Turning a synchronous client into async or why the MySQL protocol is so complicated to handle

DISCLAIMER: this is a rant about MySQL’s network protocol only. I am very grateful for all the work everyone involved in MySQL did and it still is my database of choice if not on Heroku so, don’t take this as another ‘mysql sucks, bla bla bla’ post, I just think it’s important for people to understand how you can complicate someone else’s life with a complicated network protocol.

A week ago I released the first version of the postgresql-async project and got some feedback from people that were looking for something like this but for MySQL. Since I had already planned to do it sometime in the future, why not just start it now? It wouldn’t be much harder than PostgreSQL, would it?

Oh boy, I was never THIS wrong in my life.

As you might have seen from the project description, I’m using Netty as the IO framework for both clients. Netty follows a messaging approach to IO, when something happens, an event is created and eventually your code will receive this event and respond to it in some way. Since all that comes and goes from sockets are bytes, you need to make sense of them in some way and, when using Netty, you can build upon a simple abstraction to do this. Let’s see some code from the PostgreSQLConnectionHandler class:

1
2
3
4
5
6
7
8
9
10
this.bootstrap.setPipelineFactory(new ChannelPipelineFactory() {

  override def getPipeline(): ChannelPipeline = {
    Channels.pipeline(
      new MessageDecoder(configuration.charset, configuration.maximumMessageSize),
      new MessageEncoder(configuration.charset, encoderRegistry),
      PostgreSQLConnectionHandler.this)
  }

})

A channel pipeline, as the name implies, is a sequence of handlers that will process the IO events. If you have done servlets, it’s akin to a filter chain (or a middleware stack on Rack, for instance), each object in the pipeline is invoked with an event and can process, discard or send it forward for someone else to process. In this case, we have a very basic pipeline, a MessageEncoder, a MessageDecoder and the PostgreSQLConnectionHandler itself as the end of the line.

Decoding a message

These classes are exactly what they look like, the MessageDecoder turns a bunch of bytes sent by the server into a meaningful object.
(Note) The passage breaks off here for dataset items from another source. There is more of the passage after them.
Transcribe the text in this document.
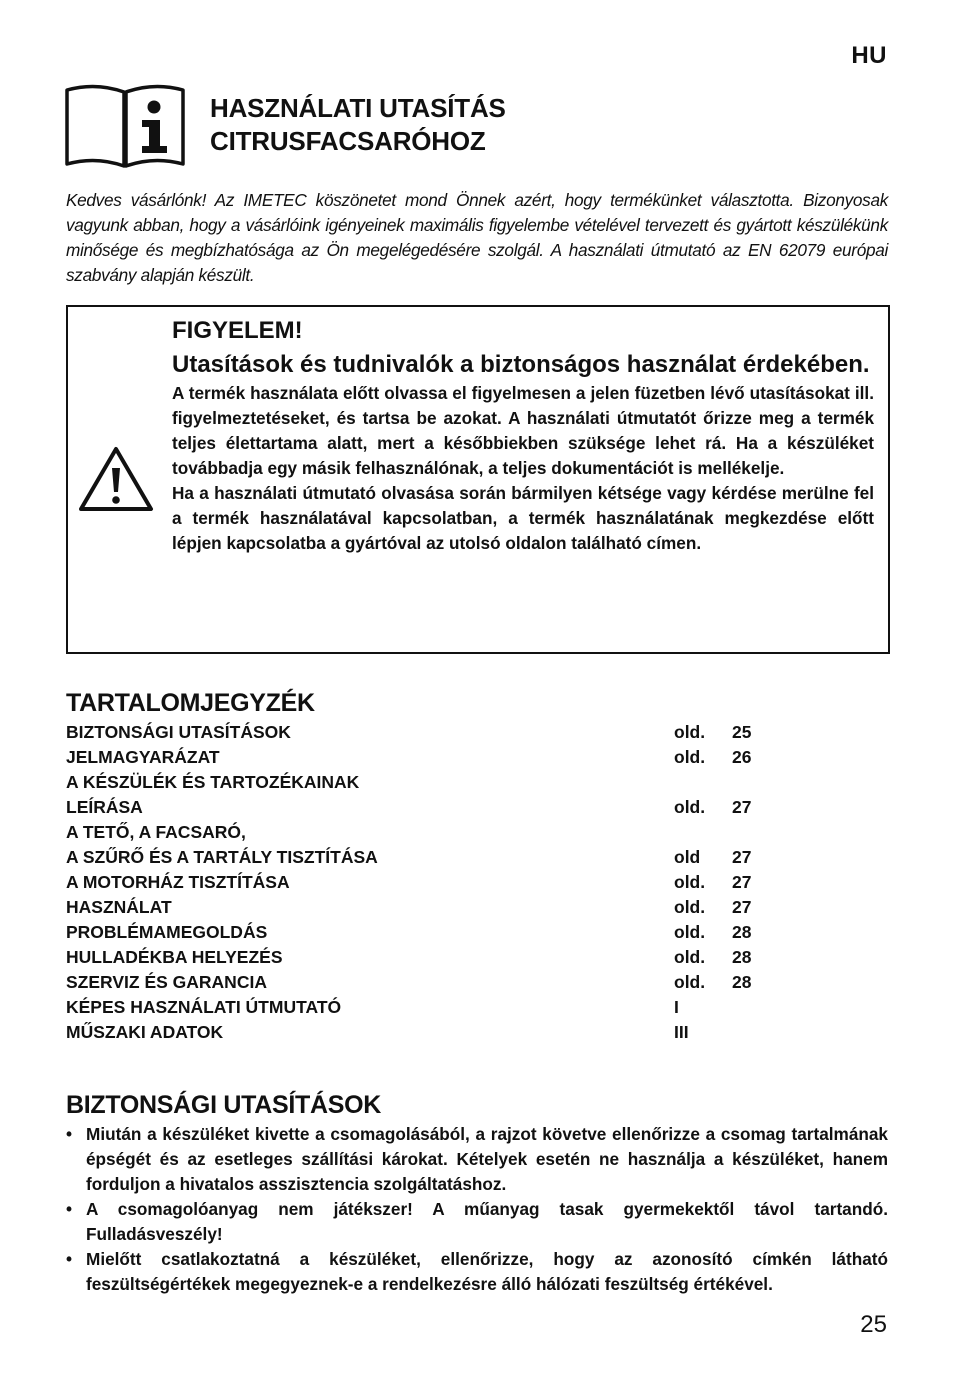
HU
HASZNÁLATI UTASÍTÁS
CITRUSFACSARÓHOZ
Kedves vásárlónk! Az IMETEC köszönetet mond Önnek azért, hogy termékünket választotta. Bizonyosak vagyunk abban, hogy a vásárlóink igényeinek maximális figyelembe vételével tervezett és gyártott készülékünk minősége és megbízhatósága az Ön megelégedésére szolgál. A használati útmutató az EN 62079 európai szabvány alapján készült.
FIGYELEM!
Utasítások és tudnivalók a biztonságos használat érdekében.

A termék használata előtt olvassa el figyelmesen a jelen füzetben lévő utasításokat ill. figyelmeztetéseket, és tartsa be azokat. A használati útmutatót őrizze meg a termék teljes élettartama alatt, mert a későbbiekben szüksége lehet rá. Ha a készüléket továbbadja egy másik felhasználónak, a teljes dokumentációt is mellékelje.

Ha a használati útmutató olvasása során bármilyen kétsége vagy kérdése merülne fel a termék használatával kapcsolatban, a termék használatának megkezdése előtt lépjen kapcsolatba a gyártóval az utolsó oldalon található címen.

TARTALOMJEGYZÉK
BIZTONSÁGI UTASÍTÁSOK	old. 25
JELMAGYARÁZAT	old. 26
A KÉSZÜLÉK ÉS TARTOZÉKAINAK
LEÍRÁSA	old. 27
A TETŐ, A FACSARÓ,
A SZŰRŐ ÉS A TARTÁLY TISZTÍTÁSA	old 27
A MOTORHÁZ TISZTÍTÁSA	old. 27
HASZNÁLAT	old. 27
PROBLÉMAMEGOLDÁS	old. 28
HULLADÉKBA HELYEZÉS	old. 28
SZERVIZ ÉS GARANCIA	old. 28
KÉPES HASZNÁLATI ÚTMUTATÓ	I
MŰSZAKI ADATOK	III
BIZTONSÁGI UTASÍTÁSOK
• Miután a készüléket kivette a csomagolásából, a rajzot követve ellenőrizze a csomag tartalmának épségét és az esetleges szállítási károkat. Kételyek esetén ne használja a készüléket, hanem forduljon a hivatalos asszisztencia szolgáltatáshoz.
• A csomagolóanyag nem játékszer! A műanyag tasak gyermekektől távol tartandó. Fulladásveszély!
• Mielőtt csatlakoztatná a készüléket, ellenőrizze, hogy az azonosító címkén látható feszültségértékek megegyeznek-e a rendelkezésre álló hálózati feszültség értékével.
25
If your server emits a warning, it becomes a NoticeMessage, this way, all the code to handle turning collections of bytes into messages live at the MessageDecoder, the driver code itself only works with high level messages, leaving all the heavy lifting for the decoder to do.

PostgreSQL defines a nice format for it’s messages, each message is composed of:

In Netty lingo, we call this a frame, it’s a common pattern on network apps communication, you say “this message has N bytes, so wait until you have N bytes available and process it”, this simplifies buffering and processing because you don’t have to wait for a terminator and the sender doesn’t have to escape the data in any way, you just read until N bytes and you’re done.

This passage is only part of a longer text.